The trade-offs include:

  • Additional operational complexity of making the required CI/CD changes and maintaining the loader process
  • Additional software (Trident) to operate and maintain
  • The need to implement a custom S3/FSx for NetApp ONTAP TTL/retention-related mechanism to reduce storage cost
  • Read performance for the model artifacts needs to be measured against container image download time
  • More complex cross-region replication

Variants and hybrid solutions

This solution integrates well with the Accelerating pull process group of solutions, improving both the container image size and its pull time.

For AI/ML inference application that read the artifacts into memory this also allows to skip the intermediate step of storing them on the local disk, similar to the “Using Mountpoint CSI Driver to read model artifacts into memory directly from Amazon S3” solution, and can be used instead (or in addition) to improve the download performance further.

Baking model artifacts into a custom Amazon AMI

Architecture overview

Figure 3: Baking model artifacts into a custom Amazon AMI

Figure 3: Baking model artifacts into a custom Amazon AMI

This solution may be suitable in environments with very infrequently changing models that are extremely sensitive to startup time latency and with limited network connectivity.

Implementation guide

Following the architecture diagram above, these are the main high-level steps for each of the teams.

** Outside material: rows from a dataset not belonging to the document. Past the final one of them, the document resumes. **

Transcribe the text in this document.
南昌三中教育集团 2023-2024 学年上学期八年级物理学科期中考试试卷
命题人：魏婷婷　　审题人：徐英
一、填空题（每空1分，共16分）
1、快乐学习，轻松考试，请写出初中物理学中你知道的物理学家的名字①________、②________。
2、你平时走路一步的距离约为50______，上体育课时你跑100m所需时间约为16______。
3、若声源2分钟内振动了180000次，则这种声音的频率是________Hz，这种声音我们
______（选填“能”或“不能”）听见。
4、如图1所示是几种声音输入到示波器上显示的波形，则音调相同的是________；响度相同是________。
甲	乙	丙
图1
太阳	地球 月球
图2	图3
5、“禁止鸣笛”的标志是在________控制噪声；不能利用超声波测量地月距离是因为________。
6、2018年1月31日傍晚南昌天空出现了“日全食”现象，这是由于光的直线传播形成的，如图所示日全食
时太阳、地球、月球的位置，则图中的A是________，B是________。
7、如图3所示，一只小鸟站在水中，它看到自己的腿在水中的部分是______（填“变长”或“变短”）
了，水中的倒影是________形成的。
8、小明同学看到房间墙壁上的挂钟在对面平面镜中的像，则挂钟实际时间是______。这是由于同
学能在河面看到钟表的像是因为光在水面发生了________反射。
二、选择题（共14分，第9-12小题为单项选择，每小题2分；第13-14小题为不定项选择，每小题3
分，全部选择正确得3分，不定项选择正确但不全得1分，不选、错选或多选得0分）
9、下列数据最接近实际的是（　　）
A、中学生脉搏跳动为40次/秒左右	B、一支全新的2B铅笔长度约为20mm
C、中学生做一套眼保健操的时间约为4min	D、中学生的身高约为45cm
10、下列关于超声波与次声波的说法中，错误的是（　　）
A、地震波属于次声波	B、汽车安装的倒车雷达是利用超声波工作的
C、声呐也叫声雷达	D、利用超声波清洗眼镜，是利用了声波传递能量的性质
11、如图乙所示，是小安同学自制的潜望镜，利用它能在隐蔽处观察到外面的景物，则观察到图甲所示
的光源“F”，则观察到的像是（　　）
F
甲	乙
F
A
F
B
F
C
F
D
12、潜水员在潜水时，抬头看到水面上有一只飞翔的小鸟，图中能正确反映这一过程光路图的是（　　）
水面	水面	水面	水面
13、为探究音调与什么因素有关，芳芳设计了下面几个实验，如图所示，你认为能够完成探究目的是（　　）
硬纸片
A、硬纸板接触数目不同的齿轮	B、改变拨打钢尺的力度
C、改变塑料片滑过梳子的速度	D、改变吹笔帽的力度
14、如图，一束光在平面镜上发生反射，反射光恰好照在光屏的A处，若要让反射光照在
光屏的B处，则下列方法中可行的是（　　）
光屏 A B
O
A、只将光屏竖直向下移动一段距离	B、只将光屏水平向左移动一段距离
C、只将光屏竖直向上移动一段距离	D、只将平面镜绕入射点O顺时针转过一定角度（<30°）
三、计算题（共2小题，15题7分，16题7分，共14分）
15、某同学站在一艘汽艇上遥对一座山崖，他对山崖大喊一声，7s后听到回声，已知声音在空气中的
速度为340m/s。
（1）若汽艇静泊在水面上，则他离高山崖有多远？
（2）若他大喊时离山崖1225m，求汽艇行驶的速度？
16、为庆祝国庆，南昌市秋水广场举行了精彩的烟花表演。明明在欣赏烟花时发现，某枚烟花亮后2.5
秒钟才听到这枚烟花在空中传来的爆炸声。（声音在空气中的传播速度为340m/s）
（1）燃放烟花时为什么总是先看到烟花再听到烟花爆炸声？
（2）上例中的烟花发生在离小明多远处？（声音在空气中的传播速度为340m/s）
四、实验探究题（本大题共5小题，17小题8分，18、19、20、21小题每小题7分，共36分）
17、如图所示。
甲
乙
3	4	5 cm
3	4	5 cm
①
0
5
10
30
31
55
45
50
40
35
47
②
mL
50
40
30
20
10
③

The DevOps/MLOps/Platform team:

  1. creates the EC2 Image Builder recipe ro Packer template and pushes it to Git
  2. updates the CI/CD process to include AMI backing steps
  3. creates the corresponding Karpenter node pools that use the AMI
  4. alters the application manifest to include node selector for a node pool to be provided as a parameter

ML or application teams:

  1. upload model artifacts to an Amazon S3 bucket (as part of their SDLC) or Git LFS
  2. continue to push their container image changes to Amazon ECR, as before
  3. provides the appropriate model-specific node pool labels as parameters to the Kubernetes manifest deployment

Main benefits

The solution provides the following main benefits:

  • no download latency as the models are available immediately upon container start
  • no network dependency

Additional benefits

In addition to the main benefit, the solution introduces the following potential additional benefits:

  • no changes to Kubernetes artifacts
  • streamlined rollout for new model versions via Karpenter drift detection
  • no need to depend on additional services like S3 of FSx

Trade-offs

The trade-offs include:

  • Significant additional operational complexity of integrating Image Builder or Packer into the CI/CD process
  • Slower build times and longer feedback loop for experimentation, debugging and testing due a more complex setup that requires access to the AMI on a running instance
  • Storage cost if co-locating all models or extreme cluster segmentation with a AMI-per-model approach, since it requires to manage scheduling of the applications to their corresponding AMIs.

Variants and hybrid solutions

This solution integrates well with the Accelerating pull process group of solutions, improving both the container image size and its pull time.

Note that this can introduce regression in accuracy or compatibility issues with serving frameworks.